Biological Responses to DNA Damage
DNA Polymerase Kappa (Polκ)
The past five years have witnessed an explosion of information regarding the number and types of DNA polymerases in eukaryotic cells. A new class of error-prone DNA polymerases (the Y-family) has been discovered and is now known to synthesize DNA past sites of template base damage (translesion DNA synthesis) The Friedberg lab is characterizing in detail one such polymerase called DNA polymerase kappa (Polκ). Polκ can bypass several forms of DNA damage in vitro. Thymine glycol bypass is particularly interesting because it is an abundant form of oxidative DNA damage in DNA. Polκ is highly expressed in several tissues that are have high oxidative loads.
Polκ is highly expressed in the testis in a cell-specific manner. Multiple transcripts are expressed in the testis suggesting the existence of multiple protein isoforms. We are investigating a possible role(s) of Polκin normal spermatogenesis, using both the mouse and C. elegans as model systems.

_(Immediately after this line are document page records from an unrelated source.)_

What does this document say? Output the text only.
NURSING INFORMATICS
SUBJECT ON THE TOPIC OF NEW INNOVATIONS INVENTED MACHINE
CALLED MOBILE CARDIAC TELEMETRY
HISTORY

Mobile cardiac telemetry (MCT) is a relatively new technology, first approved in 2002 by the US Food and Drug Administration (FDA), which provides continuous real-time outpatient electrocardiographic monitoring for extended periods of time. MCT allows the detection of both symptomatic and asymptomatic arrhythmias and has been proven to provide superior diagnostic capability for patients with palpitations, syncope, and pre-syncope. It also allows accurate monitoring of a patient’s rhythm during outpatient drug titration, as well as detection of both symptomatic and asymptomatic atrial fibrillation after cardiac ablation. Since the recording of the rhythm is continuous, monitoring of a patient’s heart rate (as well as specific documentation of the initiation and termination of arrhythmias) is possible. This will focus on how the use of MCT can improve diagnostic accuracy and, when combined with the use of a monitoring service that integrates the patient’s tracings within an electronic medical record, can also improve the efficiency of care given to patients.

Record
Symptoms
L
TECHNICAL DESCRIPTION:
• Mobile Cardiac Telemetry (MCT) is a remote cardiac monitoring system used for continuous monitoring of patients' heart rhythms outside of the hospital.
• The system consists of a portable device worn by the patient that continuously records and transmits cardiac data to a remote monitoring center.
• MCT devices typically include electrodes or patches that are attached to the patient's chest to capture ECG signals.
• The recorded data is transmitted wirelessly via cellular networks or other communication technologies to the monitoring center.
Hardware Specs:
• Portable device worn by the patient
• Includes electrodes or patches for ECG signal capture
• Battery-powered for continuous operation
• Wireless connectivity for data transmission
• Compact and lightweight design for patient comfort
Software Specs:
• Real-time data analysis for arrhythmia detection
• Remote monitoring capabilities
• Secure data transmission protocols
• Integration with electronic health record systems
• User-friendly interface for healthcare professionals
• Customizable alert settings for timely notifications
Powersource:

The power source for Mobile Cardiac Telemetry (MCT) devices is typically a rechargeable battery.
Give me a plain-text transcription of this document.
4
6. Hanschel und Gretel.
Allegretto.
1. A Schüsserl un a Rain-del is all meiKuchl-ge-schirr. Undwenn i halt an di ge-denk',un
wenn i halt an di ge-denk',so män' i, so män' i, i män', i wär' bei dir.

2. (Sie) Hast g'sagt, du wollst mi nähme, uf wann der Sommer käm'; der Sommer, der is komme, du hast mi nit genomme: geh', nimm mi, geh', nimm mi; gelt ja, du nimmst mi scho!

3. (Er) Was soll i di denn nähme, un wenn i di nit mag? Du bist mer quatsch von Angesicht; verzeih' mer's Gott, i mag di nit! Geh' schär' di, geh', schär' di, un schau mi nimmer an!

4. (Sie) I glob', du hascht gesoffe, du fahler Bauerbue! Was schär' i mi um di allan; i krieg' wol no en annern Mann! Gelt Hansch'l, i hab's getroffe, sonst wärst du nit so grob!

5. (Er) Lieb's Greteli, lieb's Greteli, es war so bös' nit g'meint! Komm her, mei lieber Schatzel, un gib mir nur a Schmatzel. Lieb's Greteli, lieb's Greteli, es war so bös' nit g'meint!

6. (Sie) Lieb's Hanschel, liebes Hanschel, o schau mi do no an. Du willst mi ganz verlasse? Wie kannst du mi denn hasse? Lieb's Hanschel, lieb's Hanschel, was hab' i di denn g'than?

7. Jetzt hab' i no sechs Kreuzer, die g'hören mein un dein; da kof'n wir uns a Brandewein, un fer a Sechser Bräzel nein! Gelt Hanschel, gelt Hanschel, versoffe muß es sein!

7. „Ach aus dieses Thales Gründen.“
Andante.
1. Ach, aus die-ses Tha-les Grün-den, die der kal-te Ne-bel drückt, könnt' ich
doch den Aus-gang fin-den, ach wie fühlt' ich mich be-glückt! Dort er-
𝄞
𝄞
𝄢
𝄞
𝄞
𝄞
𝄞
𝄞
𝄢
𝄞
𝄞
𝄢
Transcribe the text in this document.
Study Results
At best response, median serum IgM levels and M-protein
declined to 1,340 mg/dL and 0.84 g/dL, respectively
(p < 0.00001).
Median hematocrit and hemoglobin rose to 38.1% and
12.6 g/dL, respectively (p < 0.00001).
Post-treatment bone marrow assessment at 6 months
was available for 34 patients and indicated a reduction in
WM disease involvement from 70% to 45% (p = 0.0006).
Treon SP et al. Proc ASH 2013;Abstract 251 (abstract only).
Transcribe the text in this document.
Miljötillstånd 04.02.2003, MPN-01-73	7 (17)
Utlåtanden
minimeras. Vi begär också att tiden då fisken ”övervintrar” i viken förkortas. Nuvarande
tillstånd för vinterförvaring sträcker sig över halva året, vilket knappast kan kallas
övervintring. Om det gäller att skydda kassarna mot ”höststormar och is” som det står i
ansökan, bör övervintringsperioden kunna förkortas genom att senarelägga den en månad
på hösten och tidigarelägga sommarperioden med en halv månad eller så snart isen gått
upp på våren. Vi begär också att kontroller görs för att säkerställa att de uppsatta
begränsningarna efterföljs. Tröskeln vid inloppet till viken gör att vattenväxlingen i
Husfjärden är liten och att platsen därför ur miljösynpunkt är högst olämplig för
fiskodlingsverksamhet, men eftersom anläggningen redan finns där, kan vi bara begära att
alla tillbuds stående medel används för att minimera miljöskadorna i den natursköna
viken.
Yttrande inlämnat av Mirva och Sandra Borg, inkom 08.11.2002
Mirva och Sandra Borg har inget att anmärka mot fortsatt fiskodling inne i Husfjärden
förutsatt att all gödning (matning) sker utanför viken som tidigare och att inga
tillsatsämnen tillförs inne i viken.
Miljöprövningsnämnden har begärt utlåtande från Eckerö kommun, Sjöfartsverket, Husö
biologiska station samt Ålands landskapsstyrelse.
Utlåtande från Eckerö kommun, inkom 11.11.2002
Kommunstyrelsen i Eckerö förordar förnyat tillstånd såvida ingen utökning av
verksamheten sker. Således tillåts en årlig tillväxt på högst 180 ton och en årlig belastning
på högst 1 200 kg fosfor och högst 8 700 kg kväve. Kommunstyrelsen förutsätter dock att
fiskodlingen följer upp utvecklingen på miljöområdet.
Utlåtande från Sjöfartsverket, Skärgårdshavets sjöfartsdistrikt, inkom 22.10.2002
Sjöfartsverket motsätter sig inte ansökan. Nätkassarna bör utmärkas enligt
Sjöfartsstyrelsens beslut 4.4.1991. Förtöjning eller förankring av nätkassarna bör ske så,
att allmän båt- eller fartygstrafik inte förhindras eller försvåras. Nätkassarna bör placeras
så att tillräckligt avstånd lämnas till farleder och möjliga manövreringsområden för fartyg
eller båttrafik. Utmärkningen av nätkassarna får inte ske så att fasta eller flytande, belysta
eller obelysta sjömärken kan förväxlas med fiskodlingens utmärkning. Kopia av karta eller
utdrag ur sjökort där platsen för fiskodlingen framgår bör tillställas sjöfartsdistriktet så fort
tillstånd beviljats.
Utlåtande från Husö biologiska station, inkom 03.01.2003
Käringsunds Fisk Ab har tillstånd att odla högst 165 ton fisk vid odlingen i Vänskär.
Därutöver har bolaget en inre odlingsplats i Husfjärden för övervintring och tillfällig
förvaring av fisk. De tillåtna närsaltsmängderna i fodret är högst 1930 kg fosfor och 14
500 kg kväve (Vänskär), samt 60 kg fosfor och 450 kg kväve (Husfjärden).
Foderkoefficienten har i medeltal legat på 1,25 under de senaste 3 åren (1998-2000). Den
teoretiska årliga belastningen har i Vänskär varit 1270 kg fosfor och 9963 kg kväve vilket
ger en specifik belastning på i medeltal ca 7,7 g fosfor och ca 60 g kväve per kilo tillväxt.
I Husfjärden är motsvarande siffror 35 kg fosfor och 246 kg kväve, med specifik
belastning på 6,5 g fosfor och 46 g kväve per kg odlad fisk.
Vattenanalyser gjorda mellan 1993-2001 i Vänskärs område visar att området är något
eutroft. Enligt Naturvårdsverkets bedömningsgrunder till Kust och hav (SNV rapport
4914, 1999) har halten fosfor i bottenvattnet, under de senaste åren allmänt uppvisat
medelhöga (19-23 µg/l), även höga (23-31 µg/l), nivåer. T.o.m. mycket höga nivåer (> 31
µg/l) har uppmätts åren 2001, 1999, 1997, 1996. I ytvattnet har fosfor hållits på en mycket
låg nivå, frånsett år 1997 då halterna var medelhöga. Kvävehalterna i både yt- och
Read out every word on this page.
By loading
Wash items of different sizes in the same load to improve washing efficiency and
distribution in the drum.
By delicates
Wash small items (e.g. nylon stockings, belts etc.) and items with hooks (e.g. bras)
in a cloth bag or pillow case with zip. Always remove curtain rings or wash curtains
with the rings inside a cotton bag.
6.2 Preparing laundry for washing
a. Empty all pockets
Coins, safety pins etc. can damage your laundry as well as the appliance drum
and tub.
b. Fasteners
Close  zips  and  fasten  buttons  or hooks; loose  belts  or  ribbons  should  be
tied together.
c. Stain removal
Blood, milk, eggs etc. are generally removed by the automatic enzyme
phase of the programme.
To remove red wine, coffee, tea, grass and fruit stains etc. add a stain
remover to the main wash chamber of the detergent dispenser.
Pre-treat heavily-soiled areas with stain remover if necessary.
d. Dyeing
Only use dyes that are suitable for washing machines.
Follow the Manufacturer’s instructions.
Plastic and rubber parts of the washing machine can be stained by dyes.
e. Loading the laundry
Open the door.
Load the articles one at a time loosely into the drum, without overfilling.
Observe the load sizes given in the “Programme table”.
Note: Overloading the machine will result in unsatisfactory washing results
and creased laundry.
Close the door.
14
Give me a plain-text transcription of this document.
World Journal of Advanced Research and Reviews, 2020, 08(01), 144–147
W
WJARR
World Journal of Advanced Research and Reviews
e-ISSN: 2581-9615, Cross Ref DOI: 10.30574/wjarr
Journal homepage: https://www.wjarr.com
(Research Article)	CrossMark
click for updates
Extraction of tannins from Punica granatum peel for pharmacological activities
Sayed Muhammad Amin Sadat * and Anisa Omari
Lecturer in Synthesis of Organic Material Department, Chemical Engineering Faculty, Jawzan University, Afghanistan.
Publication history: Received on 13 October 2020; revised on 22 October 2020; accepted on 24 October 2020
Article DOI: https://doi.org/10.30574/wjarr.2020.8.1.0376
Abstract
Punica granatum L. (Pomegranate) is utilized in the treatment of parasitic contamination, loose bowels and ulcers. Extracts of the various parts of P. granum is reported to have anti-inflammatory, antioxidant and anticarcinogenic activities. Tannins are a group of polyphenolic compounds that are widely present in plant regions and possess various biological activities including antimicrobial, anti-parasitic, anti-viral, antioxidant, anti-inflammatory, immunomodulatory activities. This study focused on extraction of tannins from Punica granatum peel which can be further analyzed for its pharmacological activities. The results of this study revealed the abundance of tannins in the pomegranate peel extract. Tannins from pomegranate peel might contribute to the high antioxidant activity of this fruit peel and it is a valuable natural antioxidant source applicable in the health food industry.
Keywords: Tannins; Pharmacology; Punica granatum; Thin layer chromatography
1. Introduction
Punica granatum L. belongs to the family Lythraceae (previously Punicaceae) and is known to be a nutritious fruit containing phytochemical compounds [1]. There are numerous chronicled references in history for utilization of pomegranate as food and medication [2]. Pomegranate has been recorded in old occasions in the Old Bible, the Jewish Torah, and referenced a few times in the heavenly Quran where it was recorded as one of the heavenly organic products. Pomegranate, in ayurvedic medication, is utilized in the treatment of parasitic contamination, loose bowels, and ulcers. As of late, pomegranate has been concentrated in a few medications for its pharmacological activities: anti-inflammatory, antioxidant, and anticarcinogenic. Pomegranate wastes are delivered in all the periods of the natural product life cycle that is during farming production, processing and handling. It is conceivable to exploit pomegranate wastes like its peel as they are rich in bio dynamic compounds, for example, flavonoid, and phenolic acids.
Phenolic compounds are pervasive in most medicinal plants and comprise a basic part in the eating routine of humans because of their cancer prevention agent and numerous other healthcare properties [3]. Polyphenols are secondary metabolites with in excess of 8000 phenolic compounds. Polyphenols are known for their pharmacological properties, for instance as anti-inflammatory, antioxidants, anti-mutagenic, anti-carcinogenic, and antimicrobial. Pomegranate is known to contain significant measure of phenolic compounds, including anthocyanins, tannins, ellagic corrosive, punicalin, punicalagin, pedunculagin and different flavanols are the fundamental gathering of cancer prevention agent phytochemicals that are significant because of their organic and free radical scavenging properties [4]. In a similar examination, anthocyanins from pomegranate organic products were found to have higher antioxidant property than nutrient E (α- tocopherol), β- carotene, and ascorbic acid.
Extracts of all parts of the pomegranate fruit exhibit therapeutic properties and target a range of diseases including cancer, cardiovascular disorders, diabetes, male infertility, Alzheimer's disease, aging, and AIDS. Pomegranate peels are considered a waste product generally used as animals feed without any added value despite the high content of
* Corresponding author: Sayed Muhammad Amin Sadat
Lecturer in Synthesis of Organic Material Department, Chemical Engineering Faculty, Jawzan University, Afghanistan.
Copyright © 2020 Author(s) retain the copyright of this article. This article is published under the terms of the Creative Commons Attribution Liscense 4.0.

Nucleotide Excision Repair in Yeast
The Friedberg lab is continuing studies on nucleotide excision repair (NER) in the yeast S. cerevisiae More than 30 proteins are required for NER, which can form large multiprotein complexes. We are presently focusing on the Rad1/Rad10 protein sub-complex, a structure-specific DNA endonuclease that functions both in NER and in genetic recombination.
Mice Defective in NER
The Friedberg lab has generated mouse strains mutant for various genes required for NER. These include mice defective in the Xpa, Xpc, and Csa genes. Recent studies on Xpc mice suggest a role of XPC protein in a novel DNA repair mechanism.
A Mouse Model for Bloom Syndrome
Several mouse models for Bloom syndrome have been reported, each believed to disrupt Blm gene function (i.e., null alleles). However, animals bearing these unique alleles exhibit distinct phenotypes. In one model, homozygous mutant animals exhibit embryonic lethality while in the other, homozygosity yields viable, fertile animals. Evaluation of spleen cells isolated from viable animals reveals an inverse correlation between the quantity of BLM protein and the level of chromosome instability. Moreover, these mice exhibit a similar genotypic relationship for tumor predisposition. The Blm mouse is a valuable tool for introducing chromosome instability into other strains of mice.
Roberts syndrome (RS) is a rare developmental disorder characterized by tetraphocomelia (symmetrical limb reduction). Cells and cell lines derived from RS patients show a phenomenon evident in mitotic chromosomes which has been previously referred to as heterochromatic repulsion (HR), heterochromatic splaying (HS) or premature centromere separation (PCS). The Friedberg lab has used chromosome transfer to map the gene causative for the RS phenotype first by complementation with a new technique of transient microcell-mediated chromosome transfer and confirmation of the results by traditional stable microcell-mediated chromosome transfer. Sub-chromosomal localization has utilized translocations and haplotype analysis. Candidate genes are being evaluated.
The clinical features of TTD include brittle hair and nails, and dry scaly skin. TTD is associated with defects in nucleotide excision repair (NER) due to mutations in XPD, XPB or an unidentified gene TTDA. XPD and XPB are subunits of TFIIH, the multiprotein complex involved in NER and transcription. The Friedberg lab is using microcell-mediated chromosome transfer to map the gene causative for TTDA by complementation of the UV-sensitivity of cell lines.